Five takeaways for your business change
There are a lot of change models out there to help you start to eat the elephant. Snazzy acronyms, defrosting and refreezing; but where do you start?
Here we share five factors that will make or break your change programme, based on our real-world successful delivery of public and private sector change campaigns. Whether you face the complex challenges of delivering social housing services, clinical governance, built environment, leadership cohesion or converting your data into decisions, this is for you.
#1 Visibility – From ambitions and objectives to outputs and wins, your change programme must be visible enterprise-wide. A study by the Katzenbach Centre reported that there is confusion about the objectives of change in up to 44% of colleagues below c-suite level. To ensure engagement and a sense of shared pride in your campaign, there must be a clear line of sight from your front-line teams to your Board, with everyone on the bus.
#2 Durability – Making change stick is hard. You need the right people in the room with the right capabilities and diversity to build what Kotter terms a ‘guided coalition’. Achieving the right balance of carrot and stick from leadership stems from role-modelling these behaviours. The emotional case for change is key here and must channel everyone’s commitment and experience to galvanise action. This improves cohesion and avoids the familiar frustrations and stalemate that come from myopic and disparate change initiatives.

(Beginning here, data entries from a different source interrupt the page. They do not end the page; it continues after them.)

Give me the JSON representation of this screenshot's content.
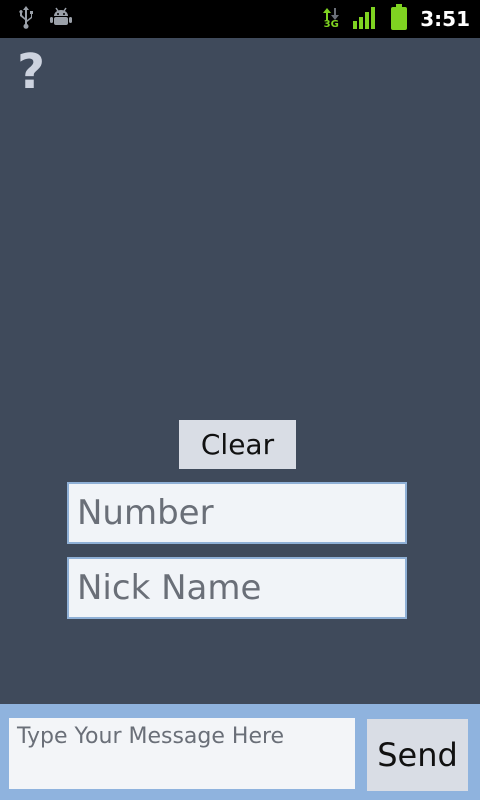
{
  "status_bar": {
    "time": "3:51",
    "network_type": "3G",
    "icons": [
      "usb-icon",
      "debug-icon",
      "data-arrows-icon",
      "signal-icon",
      "battery-icon"
    ],
    "accent_green": "#7fd321"
  },
  "help": {
    "label": "?"
  },
  "form": {
    "clear_label": "Clear",
    "number_placeholder": "Number",
    "nickname_placeholder": "Nick Name"
  },
  "composer": {
    "message_placeholder": "Type Your Message Here",
    "send_label": "Send"
  },
  "colors": {
    "background": "#3f4a5b",
    "bottom_bar": "#8fb3de",
    "button": "#d9dde5",
    "field_border": "#8fb0d6"
  }
}
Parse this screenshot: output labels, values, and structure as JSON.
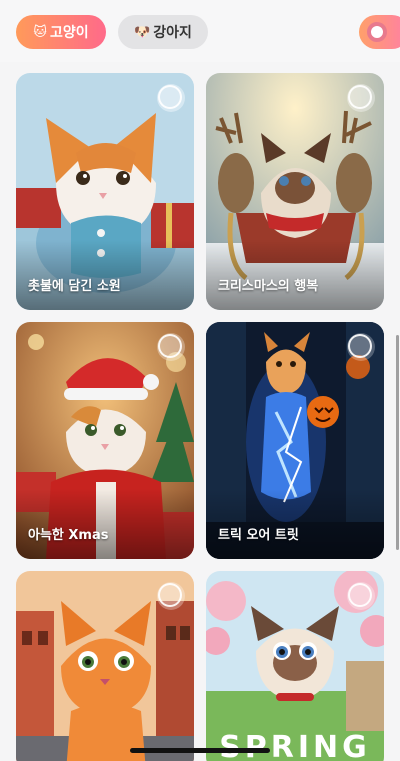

#3 Literacy – Even where one element of your organisation is change ready, limited capability across different teams and at different levels in areas like data, leadership, change governance, technology, or communications, translates to limited capability everywhere. Literacy in these core competencies must be pervasive, defining your objectives and the corresponding activity required to get to your destination. Feeling proud and owning change, being allowed to fail and to be rewarded are key to this language and common narrative.
#4 Scalability –Effectively demonstrating the benefits or proving the concept for each quick or strategic win is central to configuring your change programme and growing it with each successive step. A global 2013 Katzenbach Centre strategy study revealed that 65% of employees were overwhelmed by the number of changes undertaken at one time within their respective teams. Focus here is needed to harness the sense of urgency whilst overcoming the urge to do it all at once. Sequencing is key.

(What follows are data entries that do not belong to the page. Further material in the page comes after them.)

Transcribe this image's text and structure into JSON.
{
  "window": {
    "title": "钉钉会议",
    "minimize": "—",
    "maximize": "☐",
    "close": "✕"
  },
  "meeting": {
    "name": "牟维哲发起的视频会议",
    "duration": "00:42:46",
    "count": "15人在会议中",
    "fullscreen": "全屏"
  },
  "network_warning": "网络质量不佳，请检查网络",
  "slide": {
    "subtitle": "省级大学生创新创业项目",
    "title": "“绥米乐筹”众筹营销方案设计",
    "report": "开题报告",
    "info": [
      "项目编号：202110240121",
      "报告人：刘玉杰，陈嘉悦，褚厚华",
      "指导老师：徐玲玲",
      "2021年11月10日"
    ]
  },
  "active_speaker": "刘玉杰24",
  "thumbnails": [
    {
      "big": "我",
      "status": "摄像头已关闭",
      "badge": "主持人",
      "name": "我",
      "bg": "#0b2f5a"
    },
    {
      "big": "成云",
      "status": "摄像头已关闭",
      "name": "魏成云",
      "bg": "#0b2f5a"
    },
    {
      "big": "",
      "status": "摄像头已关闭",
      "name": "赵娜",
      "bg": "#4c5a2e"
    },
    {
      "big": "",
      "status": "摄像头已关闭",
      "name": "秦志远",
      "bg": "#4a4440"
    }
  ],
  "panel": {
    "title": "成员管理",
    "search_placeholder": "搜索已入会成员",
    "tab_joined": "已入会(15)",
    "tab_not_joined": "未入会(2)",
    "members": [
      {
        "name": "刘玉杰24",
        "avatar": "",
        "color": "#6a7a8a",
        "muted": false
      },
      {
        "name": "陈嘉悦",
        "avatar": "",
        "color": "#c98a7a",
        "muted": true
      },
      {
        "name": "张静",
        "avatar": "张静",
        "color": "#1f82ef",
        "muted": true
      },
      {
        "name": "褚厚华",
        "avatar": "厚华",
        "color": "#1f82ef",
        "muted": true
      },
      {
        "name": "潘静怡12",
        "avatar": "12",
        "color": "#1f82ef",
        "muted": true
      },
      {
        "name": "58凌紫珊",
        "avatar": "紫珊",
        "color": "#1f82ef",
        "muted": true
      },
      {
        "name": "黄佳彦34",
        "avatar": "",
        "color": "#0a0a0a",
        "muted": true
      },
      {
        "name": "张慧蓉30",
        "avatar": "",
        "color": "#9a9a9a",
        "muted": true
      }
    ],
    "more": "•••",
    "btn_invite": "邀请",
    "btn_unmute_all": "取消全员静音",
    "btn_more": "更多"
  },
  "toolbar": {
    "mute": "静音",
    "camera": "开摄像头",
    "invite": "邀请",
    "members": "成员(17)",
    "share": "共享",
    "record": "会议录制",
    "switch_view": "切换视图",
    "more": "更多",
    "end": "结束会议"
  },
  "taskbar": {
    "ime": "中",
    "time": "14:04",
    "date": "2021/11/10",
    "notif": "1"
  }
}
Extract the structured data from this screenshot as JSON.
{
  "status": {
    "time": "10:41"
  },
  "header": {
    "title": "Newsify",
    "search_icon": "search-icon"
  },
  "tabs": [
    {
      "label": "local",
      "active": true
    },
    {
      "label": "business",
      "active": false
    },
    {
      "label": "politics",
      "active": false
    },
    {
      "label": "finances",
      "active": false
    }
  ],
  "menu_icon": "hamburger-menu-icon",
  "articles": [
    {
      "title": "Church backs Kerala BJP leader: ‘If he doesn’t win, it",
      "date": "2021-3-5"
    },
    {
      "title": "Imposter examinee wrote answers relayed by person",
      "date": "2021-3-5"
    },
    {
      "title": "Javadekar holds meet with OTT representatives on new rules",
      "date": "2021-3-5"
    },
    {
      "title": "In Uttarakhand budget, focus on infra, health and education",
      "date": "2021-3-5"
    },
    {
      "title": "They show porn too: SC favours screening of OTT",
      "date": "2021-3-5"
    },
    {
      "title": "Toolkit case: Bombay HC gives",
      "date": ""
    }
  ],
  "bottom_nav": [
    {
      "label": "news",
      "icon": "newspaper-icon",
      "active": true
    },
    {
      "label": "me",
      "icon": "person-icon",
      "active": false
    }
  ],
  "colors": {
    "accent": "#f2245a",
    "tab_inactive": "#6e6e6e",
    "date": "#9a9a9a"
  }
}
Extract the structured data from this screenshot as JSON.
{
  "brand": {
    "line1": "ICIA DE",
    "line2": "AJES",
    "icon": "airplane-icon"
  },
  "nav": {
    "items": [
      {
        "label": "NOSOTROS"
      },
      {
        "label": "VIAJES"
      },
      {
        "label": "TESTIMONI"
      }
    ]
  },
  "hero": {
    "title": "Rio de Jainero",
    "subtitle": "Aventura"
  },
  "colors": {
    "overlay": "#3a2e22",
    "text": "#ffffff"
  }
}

#5 Dependency – Lastly, recognize that these elements from the tactical tweak to the strategic change are greater than the sum of their parts. For example, you can have the best technology money can buy, but without the right people in the room and robust data, solutions and outputs will always be suboptimal. Make your interdependent plan battle-ready.
As the new different throws up ever more challenges, change remains a permanent feature and the ability to adapt an imperative of modern service delivery.
Implementing these constituent parts together will allow you to anticipate customer demand and need, building a palpable change mindset across your business.
Think different. Contact Data Clan.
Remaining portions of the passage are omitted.